Xarrow / weibo-scraper

Simple Weibo Scraper
MIT License
96 stars 18 forks source link

[Feature request] Scraping geotagged posts #13

Open CWen001 opened 4 years ago

CWen001 commented 4 years ago

Thank you very much for this wonderful pythonic package. I was wondering if you have any interest in adding the functionality of scraping location-related posts or information?

In social studies, it is quite common to search and analyze the spatial dimension of crowdsourced information. For instance, one may want to screen posts that are only in a certain place, like Shanghai, or a user-defined region. Since some posts are geo-tagged, is it possible to collect the longitude and latitude information and then filter?

Let's say, a function behaviors like:

def get_weibo_tweets_by_spatialtemporal(spatial_extent: Union[str, list], temporal_span: list = None, pages: int = None, **kwargs) -> _TweetsResponse:
    """
    Get raw geo-tagged weibo tweets by spatial extents without any authorization
    >>> from weibo_scraper import  get_weibo_tweets_by_spatialtemporal
    >>> # Only filter geotagged posts in Beijing
    >>> for tweet in get_weibo_tweets_by_name(spatial_extent='北京', pages=1): 
    >>>     print(tweet)
    >>> # filter geotagged posts using a bounding box [left, bottom, right, top] with lat and lon pairs
    >>> for tweet in get_weibo_tweets_by_name(spatial_extent=[116.305744,39.836467,116.357886,39.856335],
temporal_span=['2017-02-13', '2018-05-05'], pages=1): 
    >>>     print(tweet)
    :param spatial_extent: the region in which you want to search, either a name or a bounding-box with [left, bottom, right, top] under WGS84 geographic reference system.
    :param temporal_span: optional ,default all pages. Valid input is a list of start-end pair in string format, e.g., ['2017-02-13', '2018-05-05'] .
    :param pages: pages ,default all pages
    :return: _TweetsResponse

To implement the function, probably a few things are worth considering. For example, to include a is_geotagged logical field in the tweet object (json?), and with fields to record coordinates. (116.305744,39.836467)

Thank you very much again. Hope this package can keep going.

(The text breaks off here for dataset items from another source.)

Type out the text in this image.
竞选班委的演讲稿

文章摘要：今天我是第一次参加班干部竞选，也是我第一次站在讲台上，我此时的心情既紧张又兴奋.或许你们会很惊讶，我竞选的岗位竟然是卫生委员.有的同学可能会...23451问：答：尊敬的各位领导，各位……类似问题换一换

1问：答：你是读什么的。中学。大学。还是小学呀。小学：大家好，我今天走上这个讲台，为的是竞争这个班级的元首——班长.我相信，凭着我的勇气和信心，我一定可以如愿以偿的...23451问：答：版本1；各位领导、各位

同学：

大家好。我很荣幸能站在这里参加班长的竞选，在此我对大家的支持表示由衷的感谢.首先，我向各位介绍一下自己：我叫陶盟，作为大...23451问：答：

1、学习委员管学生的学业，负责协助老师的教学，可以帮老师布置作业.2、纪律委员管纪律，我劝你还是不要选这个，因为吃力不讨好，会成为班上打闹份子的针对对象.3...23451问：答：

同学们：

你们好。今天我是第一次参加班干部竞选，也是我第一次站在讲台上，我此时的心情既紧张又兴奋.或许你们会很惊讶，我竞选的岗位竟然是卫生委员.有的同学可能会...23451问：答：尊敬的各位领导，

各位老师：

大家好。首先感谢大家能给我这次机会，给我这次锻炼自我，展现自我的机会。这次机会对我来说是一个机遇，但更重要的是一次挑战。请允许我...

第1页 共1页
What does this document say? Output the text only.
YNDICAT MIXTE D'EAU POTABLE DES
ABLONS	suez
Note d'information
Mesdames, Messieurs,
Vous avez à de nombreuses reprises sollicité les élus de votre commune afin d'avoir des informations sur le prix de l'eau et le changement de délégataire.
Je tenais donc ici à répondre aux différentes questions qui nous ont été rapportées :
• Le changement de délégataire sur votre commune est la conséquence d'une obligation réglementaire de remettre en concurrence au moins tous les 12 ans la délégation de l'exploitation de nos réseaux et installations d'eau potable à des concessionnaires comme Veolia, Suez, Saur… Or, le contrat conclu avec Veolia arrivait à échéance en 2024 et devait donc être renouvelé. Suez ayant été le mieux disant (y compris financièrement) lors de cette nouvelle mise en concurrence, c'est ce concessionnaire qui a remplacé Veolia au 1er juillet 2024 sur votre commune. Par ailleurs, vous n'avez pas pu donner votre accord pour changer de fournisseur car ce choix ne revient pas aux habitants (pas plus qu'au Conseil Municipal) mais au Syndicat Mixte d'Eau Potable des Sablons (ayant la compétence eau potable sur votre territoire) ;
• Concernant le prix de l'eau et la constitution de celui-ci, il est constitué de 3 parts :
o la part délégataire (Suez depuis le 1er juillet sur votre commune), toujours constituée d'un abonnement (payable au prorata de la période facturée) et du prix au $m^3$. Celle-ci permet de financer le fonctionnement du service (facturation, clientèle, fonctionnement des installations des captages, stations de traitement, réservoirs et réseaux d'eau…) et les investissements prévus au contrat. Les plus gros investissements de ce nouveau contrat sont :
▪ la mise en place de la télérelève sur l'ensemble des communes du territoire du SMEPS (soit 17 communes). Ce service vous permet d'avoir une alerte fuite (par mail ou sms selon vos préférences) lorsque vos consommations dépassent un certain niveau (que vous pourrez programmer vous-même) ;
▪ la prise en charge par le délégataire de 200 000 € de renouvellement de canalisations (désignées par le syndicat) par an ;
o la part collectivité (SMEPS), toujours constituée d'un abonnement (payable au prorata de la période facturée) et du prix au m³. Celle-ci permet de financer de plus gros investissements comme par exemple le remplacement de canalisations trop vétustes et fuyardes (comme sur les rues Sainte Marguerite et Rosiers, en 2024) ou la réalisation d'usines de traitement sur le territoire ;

Xarrow commented 4 years ago

That is a awsome feature ! I have pinned this issue and studied adding this functionality to the next release.

In my opinion,apis about this lib is complex , so i will simplify this in next release . But now, the most important thing for me is prepared to interview for next job.

Thank you for your useful sugguestion!

CWen001 commented 4 years ago

Thanks for the response. Wish you all the best for the job interview.